The Head of Saint Francis, looking down to the left

numbered '4'; red, black and white chalk on grey-blue paper
213 x 275mm.
Provenance
Anon. sale, Christie's, 11 December 1985, lot 186 (£11,000).
Exhibited
Toronto, Art Gallery of Ontario and elsewhere, Italian Drawings from the Collection of Duke Roberto Ferretti, 1985-86, no. 23, illustrated.

Lot Essay

This is a study for the head of Saint Francis in Il Perdono di San Francesco in the church of Saint Francis in Urbino (Fig. 1), A. Emiliani, Federico Barocci, Bologna, 1985, I, p. 104, illustrated.

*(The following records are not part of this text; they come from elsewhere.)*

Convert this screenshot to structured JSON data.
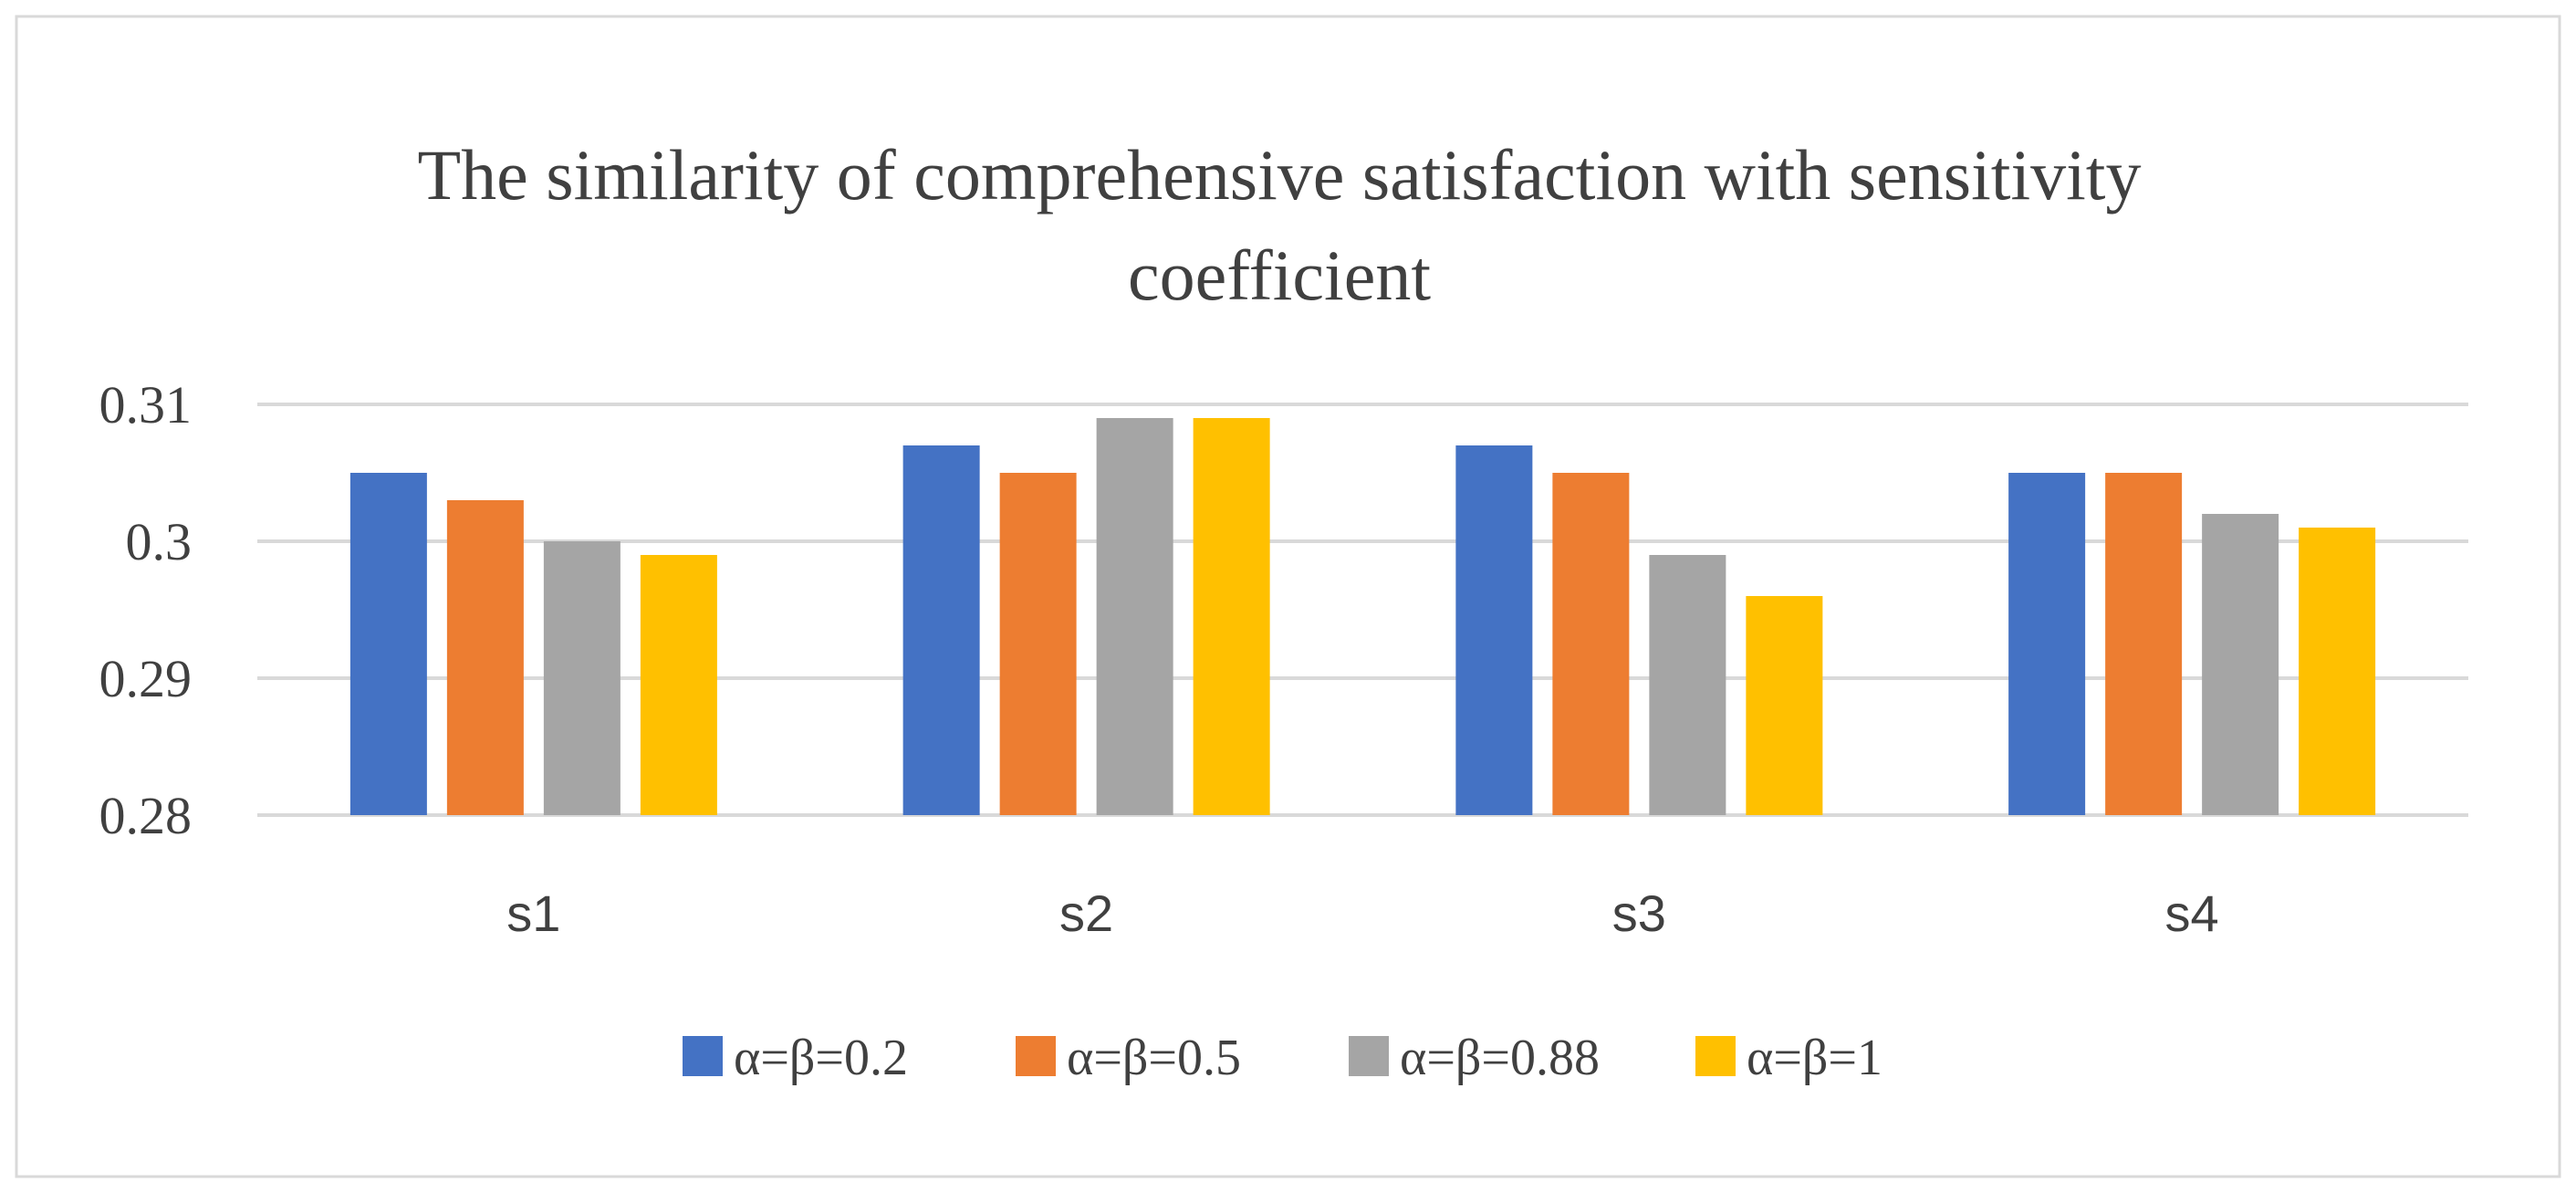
{
  "chart_data": {
    "type": "bar",
    "title_lines": [
      "The similarity of comprehensive satisfaction with sensitivity",
      "coefficient"
    ],
    "xlabel": "",
    "ylabel": "",
    "categories": [
      "s1",
      "s2",
      "s3",
      "s4"
    ],
    "ylim": [
      0.28,
      0.31
    ],
    "yticks": [
      {
        "value": 0.28,
        "label": "0.28"
      },
      {
        "value": 0.29,
        "label": "0.29"
      },
      {
        "value": 0.3,
        "label": "0.3"
      },
      {
        "value": 0.31,
        "label": "0.31"
      }
    ],
    "grid": true,
    "legend_position": "bottom",
    "series": [
      {
        "name": "α=β=0.2",
        "color": "#4472C4",
        "values": [
          0.305,
          0.307,
          0.307,
          0.305
        ]
      },
      {
        "name": "α=β=0.5",
        "color": "#ED7D31",
        "values": [
          0.303,
          0.305,
          0.305,
          0.305
        ]
      },
      {
        "name": "α=β=0.88",
        "color": "#A5A5A5",
        "values": [
          0.3,
          0.309,
          0.299,
          0.302
        ]
      },
      {
        "name": "α=β=1",
        "color": "#FFC000",
        "values": [
          0.299,
          0.309,
          0.296,
          0.301
        ]
      }
    ]
  }
}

The altarpiece was one of the most important in Barocci's oeuvre, as is apparent from the large number of related drawings still extant and the print that Barocci himself engraved after the picture in 1581, Emiliani, op. cit., I, p. 116. The picture was commissioned by Nicolò Ventura just before his death on 5 September 1574, for the price of one hundred scudi. The composition must have been well under way when, on 17 May 1575, the Franciscan brothers rented a room over the Church of San Antonio for Barocci for a year while the artist completed the picture. On 2 June of the following year, the artist wrote to a friend in Arezzo that the altarpiece was finished.
The head of Saint Francis in the Urbino picture had been painted on paper and then laid down on canvas; this, according to Andrea Emiliani, was done in order to obtain a more subtle effect. Andrea Lazzari argued, in his Memorie di alcuni celebri pittori d'Urbino in 1800 (in H. Olsen, Federico Barocci, Copenhagen, 1962, p. 159), that the head of Saint Francis was stuck onto canvas because the artist had experienced difficulties with the head and had to change it several times. This statement is contradicted by the number of studies for the head and composition that are all close to the final picture: the present drawing, a more finished one for the head in the National Gallery of Scotland, Edinburgh, the study for Saint Francis in the Uffizi, the cartoon in the Hermitage in Saint Petersburg and the bozzetto in the Galleria Nazionale delle Marche at Urbino, Emiliani, op. cit., nos. 191, 193, 182, 181, illustrated.
The head of Saint Francis was later re-used in The Stigmatization of Saint Francis painted for a small provincial church in Fossombrone after 1576, Emiliani, op. cit., p. 120, illustrated.